Hague, the current council's vice-chair, ran all of her reelection campaigns unopposed since defeating her former colleague on the Bellevue City Council Cary Bozeman in 1993. She received her first challenger since being elected in 2007 against Richard Pope. The race turned tense with personal issues blazing to the forefront. Coming off a bitter election year statewide, the last thing anyone wants to see is another negative campaign.
"The tone (of the 2007 campaign) was less focused on the issues and more on personal issues," Hague said. "I look forward to a campaign where we look at the issues at hand, and who is the best person to deliver those issues."
The primary issue in most minds remains the economy. King County just finished a difficult budgeting session, in which it failed to gain enough trust from the voters to pass a .2 percent sales tax increase to offset some cuts.
Hague believes her history as a willing collaborator and fiscal conservative will persuade the voters that she is the best candidate to lead them through the economic mess.
Hague's two challengers, Creighton and Mitchell both point to the economy, and the need for county government to adjust as a result of the downturn as early priorities.
"The thing that's drawn me to the decision to get into the race is a combination of the kind of phenomenal growth our region is capable of coupled with the severe economic changes," Mitchell said. "It's something you see once in a lifetime."
Mitchell's done everything from working as an architect, to a planner and now a lawyer, and he believes his multi-disciplinary background will serve him at a time with so many developing issues.
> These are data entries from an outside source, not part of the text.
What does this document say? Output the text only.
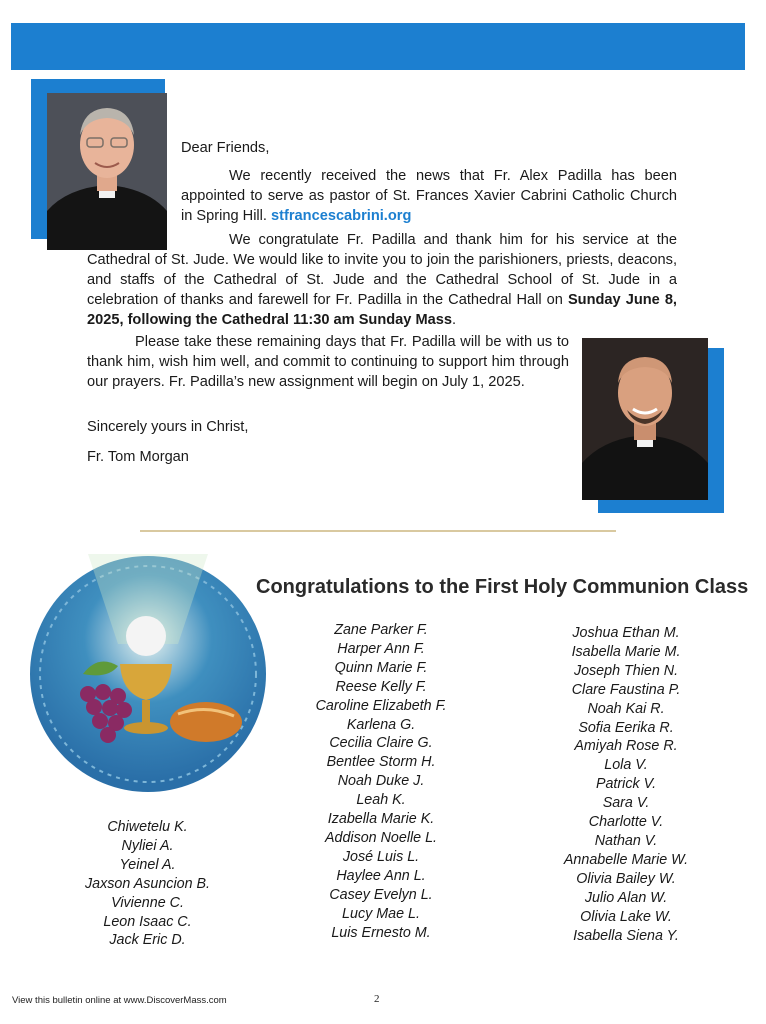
Dear Friends,
We recently received the news that Fr. Alex Padilla has been appointed to serve as pastor of St. Frances Xavier Cabrini Catholic Church in Spring Hill. stfrancescabrini.org
We congratulate Fr. Padilla and thank him for his service at the Cathedral of St. Jude. We would like to invite you to join the parishioners, priests, deacons, and staffs of the Cathedral of St. Jude and the Cathedral School of St. Jude in a celebration of thanks and farewell for Fr. Padilla in the Cathedral Hall on Sunday June 8, 2025, following the Cathedral 11:30 am Sunday Mass.
Please take these remaining days that Fr. Padilla will be with us to thank him, wish him well, and commit to continuing to support him through our prayers. Fr. Padilla’s new assignment will begin on July 1, 2025.
Sincerely yours in Christ,
Fr. Tom Morgan
Congratulations to the First Holy Communion Class
Chiwetelu K.
Nyliei A.
Yeinel A.
Jaxson Asuncion B.
Vivienne C.
Leon Isaac C.
Jack Eric D.
Zane Parker F.
Harper Ann F.
Quinn Marie F.
Reese Kelly F.
Caroline Elizabeth F.
Karlena G.
Cecilia Claire G.
Bentlee Storm H.
Noah Duke J.
Leah K.
Izabella Marie K.
Addison Noelle L.
José Luis L.
Haylee Ann L.
Casey Evelyn L.
Lucy Mae L.
Luis Ernesto M.
Joshua Ethan M.
Isabella Marie M.
Joseph Thien N.
Clare Faustina P.
Noah Kai R.
Sofia Eerika R.
Amiyah Rose R.
Lola V.
Patrick V.
Sara V.
Charlotte V.
Nathan V.
Annabelle Marie W.
Olivia Bailey W.
Julio Alan W.
Olivia Lake W.
Isabella Siena Y.
View this bulletin online at www.DiscoverMass.com	2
He cited transportation as one of the council's top priorities in the coming years. Mitchell listed the SR-99 viaduct, SR-520 bridge replacement, Eastlink light-rail and development of Bellevue's Bel-Red corridor as hot buttons over the next few years.
"There's just so much going on that requires long-range planning and leadership from the county," he said.
Creighton, an attorney who has served on the Seattle Port Commission since 2006, sees a first task of resizing county government. He said reducing the number of council seats from nine to seven and cutting council members' pay are immediate actions that could start the ball rolling.
Creighton, who grew up on the Eastside and graduated from Interlake High School, has watched the painful budget cuts put together by the council, and he believes long-term changes will provide the answer.
"The issues are more long-term and systemic, and I think we're to have to work hard to deliver new models and council services efficiently with the revenue we have," he said.
Along with protecting the environment, Creighton listed transportation as a concern as well. While on the Port Commission he participated in the acquisition of the BNSF rail corridor. He prioritizes funding a replacement for the South Park Bridge in Seattle and depoliticizing important transportation decisions, focusing them purely on ridership and engineering.
All three candidates understand the historical significance of this moment, and Hague said she's proven she's the right person to help navigate the county through it.
"We're at a crossroads in government right now," she said. "I'm running on my record as somebody who's already shown fiscal restraint."